Useful teaching resource: GSR2 Biofeedback Monitor

Peripheral Skin Temperature Biofeedback

"Peripheral skin temperature" refers to the temperature of the skin in the outermost parts of the body (peripheral = outermost parts). In biofeedback devices it is often measured using a probe attached to the fingers. When a person is relaxed there is greater vasodilation (opening of the blood vessels), which means that there is higher temperature in the skin. Stress causes vasoconstriction which reduces bloodflow and lowers temperature in the skin. By responding to visual or auditory feedback of temperature changes, the user of this type of biofeedback equipment learns to relax by increasing the temperature of their hand. This is probably the least expensive method of biofeedback, as a cheap thermometer (without a kink) can be used to provide feedback.

Electroencepalograph (EEG) Biofeedback

An EEG involves placing electrodes on a person’s scalp to record the small changes in electrical activity of the brain.
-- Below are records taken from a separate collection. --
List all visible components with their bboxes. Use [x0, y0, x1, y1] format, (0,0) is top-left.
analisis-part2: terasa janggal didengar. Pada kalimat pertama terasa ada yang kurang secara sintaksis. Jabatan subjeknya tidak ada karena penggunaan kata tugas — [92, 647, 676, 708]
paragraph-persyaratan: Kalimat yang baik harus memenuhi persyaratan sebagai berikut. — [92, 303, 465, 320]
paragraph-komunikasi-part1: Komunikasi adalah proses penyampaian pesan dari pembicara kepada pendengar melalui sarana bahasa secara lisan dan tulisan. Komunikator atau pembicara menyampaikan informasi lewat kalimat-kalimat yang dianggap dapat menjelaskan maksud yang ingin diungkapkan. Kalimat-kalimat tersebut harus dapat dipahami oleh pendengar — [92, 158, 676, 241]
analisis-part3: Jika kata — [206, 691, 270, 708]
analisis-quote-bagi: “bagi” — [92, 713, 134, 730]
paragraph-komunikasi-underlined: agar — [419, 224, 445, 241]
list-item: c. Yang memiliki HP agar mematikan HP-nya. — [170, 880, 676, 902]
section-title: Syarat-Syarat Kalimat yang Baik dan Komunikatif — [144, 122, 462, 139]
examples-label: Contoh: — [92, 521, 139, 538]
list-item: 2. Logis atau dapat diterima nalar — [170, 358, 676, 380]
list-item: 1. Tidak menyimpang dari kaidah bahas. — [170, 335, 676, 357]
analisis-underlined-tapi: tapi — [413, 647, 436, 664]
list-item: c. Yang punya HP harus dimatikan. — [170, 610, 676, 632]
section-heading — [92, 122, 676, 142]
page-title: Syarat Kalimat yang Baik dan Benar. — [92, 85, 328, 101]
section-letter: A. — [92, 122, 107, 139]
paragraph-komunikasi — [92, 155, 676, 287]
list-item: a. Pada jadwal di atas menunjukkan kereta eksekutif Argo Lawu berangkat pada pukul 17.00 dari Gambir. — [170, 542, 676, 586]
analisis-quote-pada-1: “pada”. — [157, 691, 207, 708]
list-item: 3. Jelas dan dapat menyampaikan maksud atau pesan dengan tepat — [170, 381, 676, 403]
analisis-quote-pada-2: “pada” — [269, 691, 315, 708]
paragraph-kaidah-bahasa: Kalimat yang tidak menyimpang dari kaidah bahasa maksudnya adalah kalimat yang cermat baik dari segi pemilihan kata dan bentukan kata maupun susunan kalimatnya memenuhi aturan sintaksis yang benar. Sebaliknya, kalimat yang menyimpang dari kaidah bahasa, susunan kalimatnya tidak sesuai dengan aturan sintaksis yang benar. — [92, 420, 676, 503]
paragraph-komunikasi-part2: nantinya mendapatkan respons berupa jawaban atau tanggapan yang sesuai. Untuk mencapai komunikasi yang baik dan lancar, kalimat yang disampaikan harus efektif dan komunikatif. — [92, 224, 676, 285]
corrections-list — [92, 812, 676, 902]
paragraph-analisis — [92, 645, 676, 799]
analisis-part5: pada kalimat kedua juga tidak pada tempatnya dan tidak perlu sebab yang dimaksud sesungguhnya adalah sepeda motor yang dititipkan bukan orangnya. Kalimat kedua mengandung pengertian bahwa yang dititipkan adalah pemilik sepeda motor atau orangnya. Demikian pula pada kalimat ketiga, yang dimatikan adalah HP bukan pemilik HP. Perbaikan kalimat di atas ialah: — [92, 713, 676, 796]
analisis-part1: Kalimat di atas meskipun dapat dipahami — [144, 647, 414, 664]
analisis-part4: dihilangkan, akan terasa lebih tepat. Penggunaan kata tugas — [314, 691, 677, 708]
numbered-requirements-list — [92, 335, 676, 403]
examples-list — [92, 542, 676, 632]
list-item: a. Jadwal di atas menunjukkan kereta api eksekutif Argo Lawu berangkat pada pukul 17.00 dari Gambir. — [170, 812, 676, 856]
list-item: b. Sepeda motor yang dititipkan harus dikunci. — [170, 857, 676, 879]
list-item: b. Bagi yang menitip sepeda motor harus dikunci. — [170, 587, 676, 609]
These changes are displayed on an oscilloscope or computer screen. EEGs are often used to measure changes in brain activity during the different stages of sleep; however, in biofeedback EEG is used to give visual feedback of the activity of the waking brain. When a person is awake and active the eeg trace shows very high frequency (fast) waves with a low amplitude (height of the wave), this is called beta activity; however, when a person is relaxed (or drowsy) the waves become lower in frequency and the amplitude increases, this is called alpha activity. EEG biofeedback can be used to combat stress when a person learns to reduce the frequency and increase the amplitude of the EEG trace.
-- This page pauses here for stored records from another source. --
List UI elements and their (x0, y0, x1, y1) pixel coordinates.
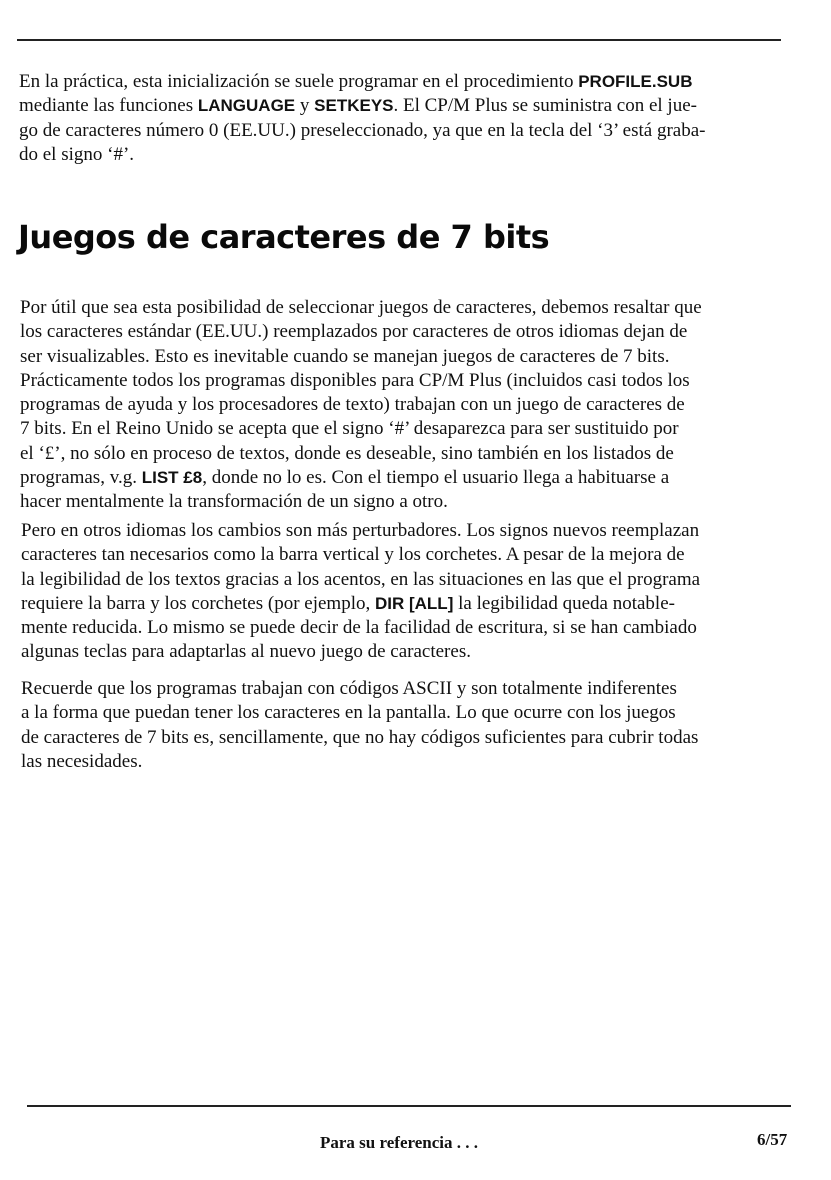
text-line: Pero en otros idiomas los cambios son más perturbadores. Los signos nuevos reemplazan (21, 520, 700, 541)
top-rule (17, 39, 781, 41)
text-line: las necesidades. (21, 750, 143, 772)
command-keyword: DIR [ALL] (374, 593, 454, 613)
text-line: Prácticamente todos los programas disponibles para CP/M Plus (incluidos casi todos los (20, 369, 690, 391)
page-number: 6/57 (757, 1130, 788, 1149)
intro-paragraph (19, 70, 783, 167)
command-keyword: SETKEYS (314, 96, 394, 116)
body-paragraph-1 (20, 296, 785, 515)
text-line: ser visualizables. Esto es inevitable cuando se manejan juegos de caracteres de 7 bits. (20, 345, 670, 367)
section-heading: Juegos de caracteres de 7 bits (18, 218, 550, 256)
text-line: caracteres tan necesarios como la barra vertical y los corchetes. A pesar de la mejora de (21, 544, 685, 566)
text-line: el ‘£’, no sólo en proceso de textos, donde es deseable, sino también en los listados de (20, 442, 674, 464)
text-line: a la forma que puedan tener los caracteres en la pantalla. Lo que ocurre con los juegos (21, 702, 676, 724)
text-line: Por útil que sea esta posibilidad de seleccionar juegos de caracteres, debemos resaltar que (20, 297, 702, 318)
text-line: go de caracteres número 0 (EE.UU.) preseleccionado, ya que en la tecla del ‘3’ está graba- (19, 119, 706, 141)
text-line: los caracteres estándar (EE.UU.) reemplazados por caracteres de otros idiomas dejan de (20, 321, 688, 343)
text-line: 7 bits. En el Reino Unido se acepta que el signo ‘#’ desaparezca para ser sustituido por (20, 418, 679, 440)
command-keyword: LIST £8 (141, 468, 203, 488)
text-line: mediante las funciones LANGUAGE y SETKEYS. El CP/M Plus se suministra con el jue- (19, 95, 697, 117)
command-keyword: PROFILE.SUB (578, 72, 693, 91)
text-line: requiere la barra y los corchetes (por ejemplo, DIR [ALL] la legibilidad queda notable- (21, 592, 675, 614)
text-line: la legibilidad de los textos gracias a los acentos, en las situaciones en las que el programa (21, 568, 701, 590)
text-line: programas de ayuda y los procesadores de texto) trabajan con un juego de caracteres de (20, 394, 685, 416)
text-line: Recuerde que los programas trabajan con códigos ASCII y son totalmente indiferentes (21, 678, 677, 699)
text-line: do el signo ‘#’. (19, 143, 135, 165)
text-line: de caracteres de 7 bits es, sencillamente, que no hay códigos suficientes para cubrir todas (21, 726, 699, 748)
footer-caption: Para su referencia . . . (320, 1133, 478, 1152)
text-line: algunas teclas para adaptarlas al nuevo juego de caracteres. (21, 641, 471, 663)
body-paragraph-3 (21, 677, 788, 774)
text-line: programas, v.g. LIST £8, donde no lo es. Con el tiempo el usuario llega a habituarse a (20, 467, 670, 489)
text-line: hacer mentalmente la transformación de un signo a otro. (20, 491, 448, 513)
command-keyword: LANGUAGE (197, 96, 296, 116)
text-line: mente reducida. Lo mismo se puede decir de la facilidad de escritura, si se han cambiado (21, 617, 697, 639)
body-paragraph-2 (21, 519, 786, 665)
text-line: En la práctica, esta inicialización se suele programar en el procedimiento PROFILE.SUB (19, 71, 693, 92)
bottom-rule (27, 1105, 791, 1107)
Electromyogram Biofeedback

Electromyogram biofeedback involves receiving feedback on the state of tension of muscles by measuring their electrical activity. Electrodes are placed on the skin over the muscles to be monitored, typically on the forehead (frowning muscles), shoulders (hunching) or the jaw (teeth clenching). The user is notified of an increase in the tension of these muscles by a light or a sound.
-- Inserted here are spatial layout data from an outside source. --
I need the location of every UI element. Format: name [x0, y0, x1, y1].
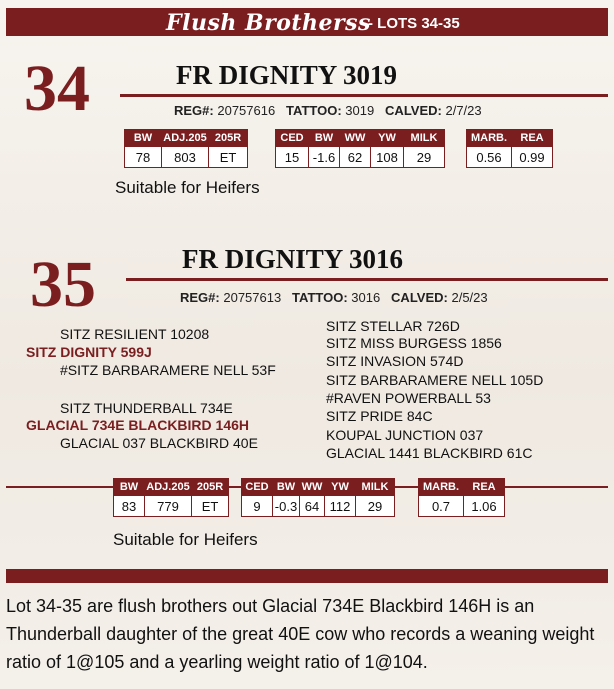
stat-value: 83: [114, 496, 145, 517]
pedigree-ancestor: KOUPAL JUNCTION 037: [326, 427, 484, 443]
stat-header: YW: [371, 130, 404, 147]
lot-35-reg: 20757613: [223, 290, 282, 305]
pedigree-sire-dam: #SITZ BARBARAMERE NELL 53F: [60, 362, 276, 378]
stat-value: 29: [356, 496, 395, 517]
lot-35-rule: [126, 278, 608, 281]
stat-value: 0.99: [512, 147, 553, 168]
stat-value: 29: [404, 147, 445, 168]
stat-header: WW: [340, 130, 371, 147]
description-divider-bar: [6, 569, 608, 583]
stat-value: 108: [371, 147, 404, 168]
pedigree-dam: GLACIAL 734E BLACKBIRD 146H: [26, 417, 250, 433]
lot-35-calved: 2/5/23: [451, 290, 488, 305]
lot-34-rule: [120, 94, 608, 97]
stat-header: MILK: [404, 130, 445, 147]
lot-34-calved: 2/7/23: [445, 103, 482, 118]
stat-header: BW: [125, 130, 162, 147]
banner-script-title: Flush Brotherss: [166, 10, 371, 36]
stat-header: 205R: [192, 479, 229, 496]
stat-value: 112: [325, 496, 356, 517]
lot-34-carcass-table: [466, 129, 553, 168]
lot-34-suitable-note: Suitable for Heifers: [115, 178, 260, 197]
stat-header: CED: [276, 130, 309, 147]
lot-34-name: FR DIGNITY 3019: [176, 60, 398, 90]
stat-value: ET: [209, 147, 248, 168]
stat-header: REA: [464, 479, 505, 496]
lot-35-number: 35: [30, 248, 96, 321]
stat-value: 64: [300, 496, 325, 517]
pedigree-ancestor: SITZ INVASION 574D: [326, 353, 464, 369]
pedigree-sire: SITZ DIGNITY 599J: [26, 344, 152, 360]
lot-35-epd-table: [241, 478, 395, 517]
pedigree-ancestor: #RAVEN POWERBALL 53: [326, 390, 491, 406]
stat-value: 0.56: [467, 147, 512, 168]
lot-35-suitable-note: Suitable for Heifers: [113, 530, 258, 549]
stat-header: MARB.: [419, 479, 464, 496]
pedigree-ancestor: SITZ PRIDE 84C: [326, 408, 433, 424]
pedigree-ancestor: GLACIAL 1441 BLACKBIRD 61C: [326, 445, 533, 461]
pedigree-ancestor: SITZ STELLAR 726D: [326, 318, 460, 334]
pedigree-sire-sire: SITZ RESILIENT 10208: [60, 326, 210, 342]
stat-header: CED: [242, 479, 273, 496]
stat-header: WW: [300, 479, 325, 496]
stat-value: 78: [125, 147, 162, 168]
lot-description: Lot 34-35 are flush brothers out Glacial 734E Blackbird 146H is an Thunderball daughter of the great 40E cow who records a weaning weight ratio of 1@105 and a yearling weight ratio of 1@104.: [6, 596, 595, 672]
stat-header: ADJ.205: [145, 479, 192, 496]
pedigree-ancestor: SITZ MISS BURGESS 1856: [326, 335, 502, 351]
stat-value: ET: [192, 496, 229, 517]
stat-value: 62: [340, 147, 371, 168]
lot-34-reg: 20757616: [217, 103, 276, 118]
stat-value: 15: [276, 147, 309, 168]
stat-header: BW: [309, 130, 340, 147]
lot-35-tattoo: 3016: [351, 290, 381, 305]
stat-value: 9: [242, 496, 273, 517]
title-banner: [6, 8, 608, 36]
stat-header: BW: [114, 479, 145, 496]
pedigree-dam-sire: SITZ THUNDERBALL 734E: [60, 400, 233, 416]
stat-value: -1.6: [309, 147, 340, 168]
stat-value: 779: [145, 496, 192, 517]
stat-header: REA: [512, 130, 553, 147]
lot-35-carcass-table: [418, 478, 505, 517]
lot-34-epd-table: [275, 129, 445, 168]
stat-header: BW: [273, 479, 300, 496]
stat-value: 0.7: [419, 496, 464, 517]
pedigree-ancestor: SITZ BARBARAMERE NELL 105D: [326, 372, 544, 388]
lot-35-name: FR DIGNITY 3016: [182, 244, 404, 274]
stat-header: MILK: [356, 479, 395, 496]
lot-34-weights-table: [124, 129, 248, 168]
stat-value: -0.3: [273, 496, 300, 517]
lot-35-weights-table: [113, 478, 229, 517]
stat-header: 205R: [209, 130, 248, 147]
stat-header: YW: [325, 479, 356, 496]
stat-value: 803: [162, 147, 209, 168]
stat-header: ADJ.205: [162, 130, 209, 147]
stat-header: MARB.: [467, 130, 512, 147]
lot-35-reg-line: REG#: 20757613 TATTOO: 3016 CALVED: 2/5/23: [180, 290, 488, 305]
banner-lots-label: - LOTS 34-35: [368, 15, 460, 32]
lot-34-number: 34: [24, 52, 90, 125]
lot-34-tattoo: 3019: [345, 103, 375, 118]
lot-34-reg-line: REG#: 20757616 TATTOO: 3019 CALVED: 2/7/23: [174, 103, 482, 118]
pedigree-dam-dam: GLACIAL 037 BLACKBIRD 40E: [60, 435, 258, 451]
stat-value: 1.06: [464, 496, 505, 517]
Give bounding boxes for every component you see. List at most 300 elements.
Heartrate Variability Biofeedback

Heartrate variability biofeedback devices monitor the variation in heartrate that occurs on a beat to beat basis. A normal relaxed state heartbeat is not constant, the time inbetween beats vary slightly; however, when a person is in a state of stress their heartbeats become more constant. Heartrate variability biofeedback gives the user feedback on the variability of their heartrate so that they can learn to increase its variability.

Evaluation of Biofeedback

Yucha et al (2001) carried out a meta-analysis of studies between 1975 and 1996 investigating biofeedback as a method of relieving hypertension (high blood pressure). The meta-analysis showed that biofeedback is more effective than no treatment and also more effective than placebo treatments in reducing both systolic blood pressure and diastolic blood pressure. Nevertheless, when compared to other active interventions, such as muscle relaxation and meditation there was no significant difference in systolic or diastolic blood pressure.